L’Union syndicale de la magistrature (USM, majoritaire) estime que sa nomination possible vise à gérer l’après-2007, Jacques Chirac, s’il n’est plus à la tête de l’Etat, risquant alors des auditions, voire des poursuites, dans certains dossiers judiciaires visant la gestion de la mairie de Paris, qu’il a dirigée de 1977 à 1995.

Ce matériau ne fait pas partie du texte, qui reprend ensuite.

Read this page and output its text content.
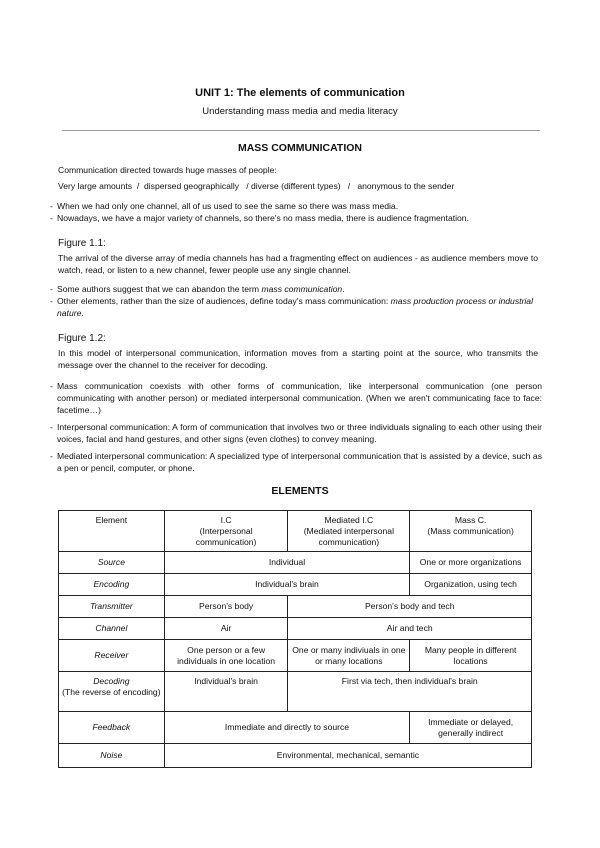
UNIT 1: The elements of communication
Understanding mass media and media literacy
MASS COMMUNICATION
Communication directed towards huge masses of people:
Very large amounts  /  dispersed geographically   / diverse (different types)   /   anonymous to the sender
- When we had only one channel, all of us used to see the same so there was mass media.
- Nowadays, we have a major variety of channels, so there's no mass media, there is audience fragmentation.
Figure 1.1:
The arrival of the diverse array of media channels has had a fragmenting effect on audiences - as audience members move to watch, read, or listen to a new channel, fewer people use any single channel.
- Some authors suggest that we can abandon the term mass communication.
- Other elements, rather than the size of audiences, define today's mass communication: mass production process or industrial nature.
Figure 1.2:
In this model of interpersonal communication, information moves from a starting point at the source, who transmits the message over the channel to the receiver for decoding.
- Mass communication coexists with other forms of communication, like interpersonal communication (one person communicating with another person) or mediated interpersonal communication. (When we aren't communicating face to face: facetime…)
- Interpersonal communication: A form of communication that involves two or three individuals signaling to each other using their voices, facial and hand gestures, and other signs (even clothes) to convey meaning.
- Mediated interpersonal communication: A specialized type of interpersonal communication that is assisted by a device, such as a pen or pencil, computer, or phone.
ELEMENTS
Element	I.C
(Interpersonal
communication)	Mediated I.C
(Mediated interpersonal
communication)	Mass C.
(Mass communication)
Source	Individual		One or more organizations
Encoding	Individual's brain		Organization, using tech
Transmitter	Person's body	Person's body and tech	
Channel	Air	Air and tech	
Receiver	One person or a few individuals in one location	One or many indiviuals in one or many locations	Many people in different locations
Decoding
(The reverse of encoding)	Individual's brain	First via tech, then individual's brain	
Feedback	Immediate and directly to source		Immediate or delayed, generally indirect
Noise	Environmental, mechanical, semantic		
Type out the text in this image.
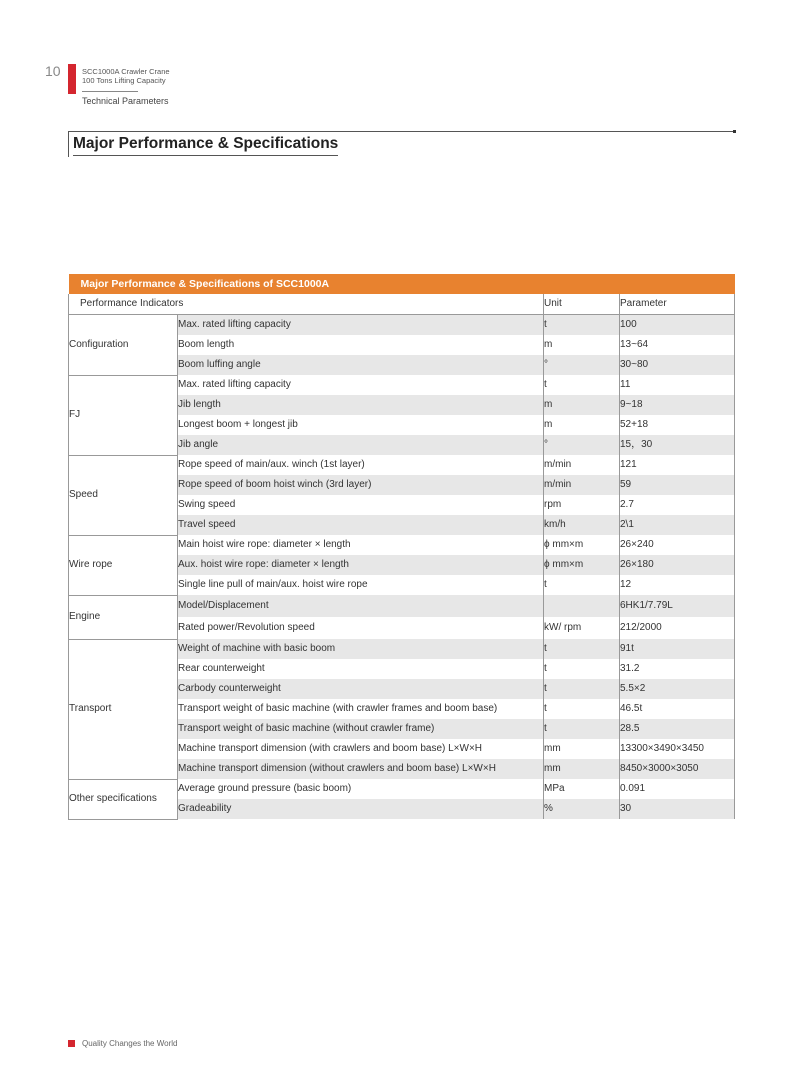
10	SCC1000A Crawler Crane
100 Tons Lifting Capacity
Technical Parameters
Major Performance & Specifications
Major Performance & Specifications of SCC1000A			
Performance Indicators		Unit	Parameter
Configuration	Max. rated lifting capacity	t	100
	Boom length	m	13~64
	Boom luffing angle	°	30~80
FJ	Max. rated lifting capacity	t	11
	Jib length	m	9~18
	Longest boom + longest jib	m	52+18
	Jib angle	°	15，30
Speed	Rope speed of main/aux. winch (1st layer)	m/min	121
	Rope speed of boom hoist winch (3rd layer)	m/min	59
	Swing speed	rpm	2.7
	Travel speed	km/h	2\1
Wire rope	Main hoist wire rope: diameter × length	ϕ mm×m	26×240
	Aux. hoist wire rope: diameter × length	ϕ mm×m	26×180
	Single line pull of main/aux. hoist wire rope	t	12
Engine	Model/Displacement		6HK1/7.79L
	Rated power/Revolution speed	kW/ rpm	212/2000
Transport	Weight of machine with basic boom	t	91t
	Rear counterweight	t	31.2
	Carbody counterweight	t	5.5×2
	Transport weight of basic machine (with crawler frames and boom base)	t	46.5t
	Transport weight of basic machine (without crawler frame)	t	28.5
	Machine transport dimension (with crawlers and boom base) L×W×H	mm	13300×3490×3450
	Machine transport dimension (without crawlers and boom base) L×W×H	mm	8450×3000×3050
Other specifications	Average ground pressure (basic boom)	MPa	0.091
	Gradeability	%	30
Quality Changes the World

« Ceci confirme une reprise en main et renvoie aux citoyens et justiciables une image désastreuse de la gestion de la magistrature aux lendemains de l’affaire d’Outreau. C’est une nomination purement politique, un signal envoyé qui paraît catastrophique », affirme Laurent Bédouet, secrétaire national de l’USM.

Immunité pénale

Dimanche, le premier secrétaire du Parti socialiste François Hollande a estimé que le président Chirac cherchait à « se protéger des éventuelles poursuites judiciaires qui pourraient être engagées à son endroit ». Il a par ailleurs promis « toutes les interventions nécessaires pour qu’il n’y ait pas une utilisation privative des nominations ».
Depuis un arrêt de la Cour de cassation en 2001, le président de la République bénéficie d’une immunité pénale qui interdit toute audition ou mise en examen pendant son mandat, et Jacques Chirac n’a donc jamais été inquiété dans plusieurs procès ayant touché certains de ses proches.
La Cour de cassation a cependant ouvert dans le même arrêt de 2001 l’hypothèse de poursuites après le départ du chef de l’Etat de l’Elysée, en stipulant qu’il ne pourrait pas bénéficier à ce moment de la règle de la prescription (poursuites impossibles en cas de faits trop anciens).